Lecture 13: Ear disease, hearing loss Flashcards
What are 3 reasons why middle ear infections are more common in children than adults
- Tube is longer in adults and at a 30-40’ inclination
- Children have weaker immune system, they are more likely to have upper respiratory tract infections
- the muscles are not able to act on the eustachian tube appropriately at birth due to the wrong angle in children
How do central hearing loss disorders present
Although audiogram is normal, the understanding of sound is worse- hard to treat.
More common in elderly.
What are the consequences of hearing loss psychosocially and what are complications of chronic otitis media
Psychosocially:
- Learning difficulties, Auditory processing difficulties, speech and language deficits
- Low self esteem and confidence, social isolation, Safety risks
- Reduced employment opportunities, academic achievement
Medically
- Granulation tissue from chronic middle ear disease which can erode the mastoid bone
- Cause abscess in the brain with oedema, midline shift
What factors do you take into account for history for hearing loss
Depending on Age, severity, duration choose intervention
- Onset: rapid/gradual/constant/fluctuation
- Precipitating factors: noise, trauma, drugs (eg. gentamicin)
- Past and family history; other operations
- Associated symptoms: tinnitus, vertigo, fullness of hearing, headaches
What are the main screenings of hearing loss
- Audiogram: puretone one should be in the grey zone to be normal (10-20db)
- For children visual reinforcement audiogram gets them to respond visually.
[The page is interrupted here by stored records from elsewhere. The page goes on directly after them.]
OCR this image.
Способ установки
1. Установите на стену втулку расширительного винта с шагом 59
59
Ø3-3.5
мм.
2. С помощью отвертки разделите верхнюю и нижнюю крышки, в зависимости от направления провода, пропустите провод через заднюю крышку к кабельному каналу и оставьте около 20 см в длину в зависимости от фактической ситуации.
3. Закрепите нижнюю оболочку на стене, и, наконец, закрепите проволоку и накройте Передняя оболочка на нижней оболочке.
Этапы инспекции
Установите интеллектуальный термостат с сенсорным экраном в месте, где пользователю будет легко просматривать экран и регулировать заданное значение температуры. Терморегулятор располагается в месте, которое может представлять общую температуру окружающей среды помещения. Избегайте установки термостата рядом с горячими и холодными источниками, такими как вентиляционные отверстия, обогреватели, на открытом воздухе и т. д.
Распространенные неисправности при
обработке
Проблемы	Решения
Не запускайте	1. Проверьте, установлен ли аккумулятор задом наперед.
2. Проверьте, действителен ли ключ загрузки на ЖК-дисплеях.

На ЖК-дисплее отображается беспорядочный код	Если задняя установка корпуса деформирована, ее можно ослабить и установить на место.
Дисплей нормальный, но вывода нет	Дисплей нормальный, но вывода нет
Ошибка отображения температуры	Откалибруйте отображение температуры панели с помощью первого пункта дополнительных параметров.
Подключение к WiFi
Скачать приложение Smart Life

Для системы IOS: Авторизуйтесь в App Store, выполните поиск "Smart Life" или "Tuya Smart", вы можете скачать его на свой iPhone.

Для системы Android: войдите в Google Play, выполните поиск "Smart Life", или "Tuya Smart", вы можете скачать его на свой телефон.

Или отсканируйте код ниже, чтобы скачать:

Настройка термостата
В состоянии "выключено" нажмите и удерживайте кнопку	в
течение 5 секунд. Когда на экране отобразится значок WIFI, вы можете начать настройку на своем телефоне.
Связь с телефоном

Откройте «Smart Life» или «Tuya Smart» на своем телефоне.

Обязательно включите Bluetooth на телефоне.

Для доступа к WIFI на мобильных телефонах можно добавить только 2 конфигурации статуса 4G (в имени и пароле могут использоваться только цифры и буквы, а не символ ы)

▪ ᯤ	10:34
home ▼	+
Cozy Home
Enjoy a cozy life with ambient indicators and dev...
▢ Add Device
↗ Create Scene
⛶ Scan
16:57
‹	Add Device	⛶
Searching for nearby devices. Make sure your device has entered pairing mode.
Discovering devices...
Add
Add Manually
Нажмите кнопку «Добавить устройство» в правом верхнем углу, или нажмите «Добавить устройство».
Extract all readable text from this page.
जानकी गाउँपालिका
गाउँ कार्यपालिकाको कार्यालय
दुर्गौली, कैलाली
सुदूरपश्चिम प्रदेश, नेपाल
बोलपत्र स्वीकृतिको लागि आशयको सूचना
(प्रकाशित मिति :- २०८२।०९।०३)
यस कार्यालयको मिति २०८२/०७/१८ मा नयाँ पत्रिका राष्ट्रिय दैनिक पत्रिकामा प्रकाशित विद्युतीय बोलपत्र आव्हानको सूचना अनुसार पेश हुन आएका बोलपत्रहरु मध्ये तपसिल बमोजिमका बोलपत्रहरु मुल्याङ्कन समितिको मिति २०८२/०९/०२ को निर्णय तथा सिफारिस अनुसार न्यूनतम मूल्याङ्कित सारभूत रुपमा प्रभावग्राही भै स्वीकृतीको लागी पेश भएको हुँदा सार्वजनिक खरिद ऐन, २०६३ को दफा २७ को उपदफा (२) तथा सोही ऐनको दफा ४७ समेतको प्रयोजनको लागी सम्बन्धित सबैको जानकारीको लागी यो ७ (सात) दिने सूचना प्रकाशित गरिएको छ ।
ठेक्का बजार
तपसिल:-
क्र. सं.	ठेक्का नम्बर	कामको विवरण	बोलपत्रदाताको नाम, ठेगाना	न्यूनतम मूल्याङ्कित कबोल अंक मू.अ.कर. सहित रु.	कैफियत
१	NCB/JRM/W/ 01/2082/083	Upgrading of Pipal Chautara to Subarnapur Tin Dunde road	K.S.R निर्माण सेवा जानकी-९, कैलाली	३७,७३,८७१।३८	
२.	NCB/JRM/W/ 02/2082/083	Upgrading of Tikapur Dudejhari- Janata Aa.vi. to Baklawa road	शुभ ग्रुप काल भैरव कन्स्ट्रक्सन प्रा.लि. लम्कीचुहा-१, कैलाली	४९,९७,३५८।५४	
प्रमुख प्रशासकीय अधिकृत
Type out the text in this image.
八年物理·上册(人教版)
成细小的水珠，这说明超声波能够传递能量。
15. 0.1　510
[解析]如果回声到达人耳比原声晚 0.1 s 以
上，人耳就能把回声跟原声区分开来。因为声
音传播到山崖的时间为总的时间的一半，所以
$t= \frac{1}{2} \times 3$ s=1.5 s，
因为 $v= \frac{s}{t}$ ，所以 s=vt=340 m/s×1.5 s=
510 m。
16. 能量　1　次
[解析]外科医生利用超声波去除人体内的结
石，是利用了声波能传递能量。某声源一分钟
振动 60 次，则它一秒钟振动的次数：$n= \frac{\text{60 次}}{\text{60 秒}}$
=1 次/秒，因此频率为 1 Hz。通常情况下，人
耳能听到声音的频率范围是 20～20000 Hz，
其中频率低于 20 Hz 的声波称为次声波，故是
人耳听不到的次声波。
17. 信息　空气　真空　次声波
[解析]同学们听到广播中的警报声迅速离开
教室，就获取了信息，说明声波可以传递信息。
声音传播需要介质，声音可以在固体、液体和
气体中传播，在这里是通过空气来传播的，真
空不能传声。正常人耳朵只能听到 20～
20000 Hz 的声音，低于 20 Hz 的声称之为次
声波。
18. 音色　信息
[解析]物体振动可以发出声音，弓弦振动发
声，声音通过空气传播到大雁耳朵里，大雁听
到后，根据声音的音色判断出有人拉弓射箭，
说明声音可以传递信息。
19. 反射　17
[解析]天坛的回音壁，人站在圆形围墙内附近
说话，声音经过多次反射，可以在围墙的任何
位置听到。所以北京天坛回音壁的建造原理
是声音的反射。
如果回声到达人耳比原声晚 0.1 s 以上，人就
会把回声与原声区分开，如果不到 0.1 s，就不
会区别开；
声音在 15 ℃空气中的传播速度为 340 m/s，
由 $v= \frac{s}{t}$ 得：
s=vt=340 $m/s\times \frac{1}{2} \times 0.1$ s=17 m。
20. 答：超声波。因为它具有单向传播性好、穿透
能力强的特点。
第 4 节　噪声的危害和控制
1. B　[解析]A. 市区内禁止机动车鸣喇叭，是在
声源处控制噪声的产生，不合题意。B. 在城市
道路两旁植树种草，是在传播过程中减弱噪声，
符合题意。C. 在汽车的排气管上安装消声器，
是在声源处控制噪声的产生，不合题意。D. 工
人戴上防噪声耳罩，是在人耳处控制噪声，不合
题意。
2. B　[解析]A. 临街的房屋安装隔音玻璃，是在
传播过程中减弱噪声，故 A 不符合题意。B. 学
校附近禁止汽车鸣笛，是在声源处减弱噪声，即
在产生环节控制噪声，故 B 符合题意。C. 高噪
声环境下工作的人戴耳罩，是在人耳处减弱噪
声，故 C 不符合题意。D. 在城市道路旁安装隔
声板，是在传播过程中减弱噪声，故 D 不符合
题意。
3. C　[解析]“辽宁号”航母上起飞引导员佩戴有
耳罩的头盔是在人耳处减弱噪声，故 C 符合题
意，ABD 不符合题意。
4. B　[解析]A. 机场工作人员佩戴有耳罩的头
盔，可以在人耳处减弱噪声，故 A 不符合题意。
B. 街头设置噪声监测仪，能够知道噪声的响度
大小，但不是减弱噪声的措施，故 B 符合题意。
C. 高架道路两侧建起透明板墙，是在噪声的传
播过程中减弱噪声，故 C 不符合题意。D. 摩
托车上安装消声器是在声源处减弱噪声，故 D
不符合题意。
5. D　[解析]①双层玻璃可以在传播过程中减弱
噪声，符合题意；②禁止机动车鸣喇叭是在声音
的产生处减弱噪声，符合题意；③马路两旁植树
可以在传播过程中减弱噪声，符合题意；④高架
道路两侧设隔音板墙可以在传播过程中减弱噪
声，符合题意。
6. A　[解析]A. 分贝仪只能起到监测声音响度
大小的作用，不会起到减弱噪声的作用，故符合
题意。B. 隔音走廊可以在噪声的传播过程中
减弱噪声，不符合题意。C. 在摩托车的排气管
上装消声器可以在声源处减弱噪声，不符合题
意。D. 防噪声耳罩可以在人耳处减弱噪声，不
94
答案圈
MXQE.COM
Soundfield tests kids moving to the correct side.
- Otoacoustic emissions records echos from the hair cells to give indication of normal inner ear function
- Auditory Brainstem response is screening at neonates for interventions like cochlea implants
- for adults: CT, MRI, ENG, electrocochleography
- Bloods for viral infections
- Genetic testing for kids.
- Cardiac, renal, opthamological consult: Some electrolyte channels in inner ear are similar to these
What are the main examinations of hearing loss
- Tuning fork testing:
a) Weber test: hold the hit tuning fork on frontal bone, ask which side is louder. to differentiate which side is the unilateral hearing loss:
Sound will move to good ear in sensorineural, move to the bad ear in conductive loss
b) Rinne test: Hold hit tuning fork infront or behind one ear. If can hear better behind= negative= conductive hearing loss. If in front: positive- ok
- Whisper test
- Look in ears: Otoscopy
- Neurological examination: esp for unilateral loss cranial nerves
- Look for other syndromes in kids
What is otosclerosis, arthritis and how does it cause conductive hearing loss (mostly in adults)
Metabolic disorders:
Otosclerosis: Abnormal bone remodelling in the ossicles to preventing conduction of sound
Arthritis: inflam arthritis at the joints in the ossicles
What is a glomus
Rare, benign, vascular, tumour of the middle ear causes conductive hearing loss.
Can invade locally to cause facial nerve palsy, inferiorly into the carotid, jugular artery.
What are 3 conditions which can lead to hearing loss associated with outer ear
Trauma which may lead to granulomas forming.
- Atresia (no ear canal)
- Microtia (losing the pinna)
Bone conduction devices are ok for these
- Stenosis, Exostoses which can be congenital or acquired (S: scarring from surgery or outer ear infection), (E: Surfers ear- bony growths into ear canal)
What is the complication of Glue ear (Ottis media with effusion)
Common in children 1-4: Dull looking tympanic membrane
1.Mastoiditis : swelling with pus, posterior fold of the ear gone.
Medical emergency as can lead to haematogenous spread to the brain - brain abcess.
- Tympanic membrane perforation: (also caused by surgery trauma). Needs myringoplasty at 8yrold to prevent infection, reinstate hearing.
What causes acquired congenital sensorineural hearing loss
Prenatal infections, Medications, birth trauma.
What is a vestibular schwannoma, how does it present, risks of non treatment and what is its possible treatment
- Rare benign tumour, but most common cerebellopontine angle lesion
- Person presents with asymmetrical SNHL
Risks:
- They can pull on the facial nerve, vestibular dysfunction on that side once its removed, meningitis, strokes etc
Treated using observation if less than 1.5 cm if no change in size in 10 years,
Surgery
Stereotactic radiotherapy if too unwell or too small, not always responsive though
What is the treatment for bilateral severe-profound hearing loss and who gets it and the problems with it
Cochlear implant- when hearing aids don’t work anymore and cochlea is patent.
The electrode is placed via the mastoid into the cochlea
- prelingually deaf children ideally before 3
- Post lingually deaf children+ adults.
Because it only stimulates 10 places along the nerve instead of 100 sound quality is bad. But 6-12 mo+ hearing gets better with learning and memory
What are other interventions for hearing loss (aside from severe complete hearing loss)
- Hearing aids
- FM systems: help to filter out noisy background for auditory processing disorders, presenting sounds straight to the ear.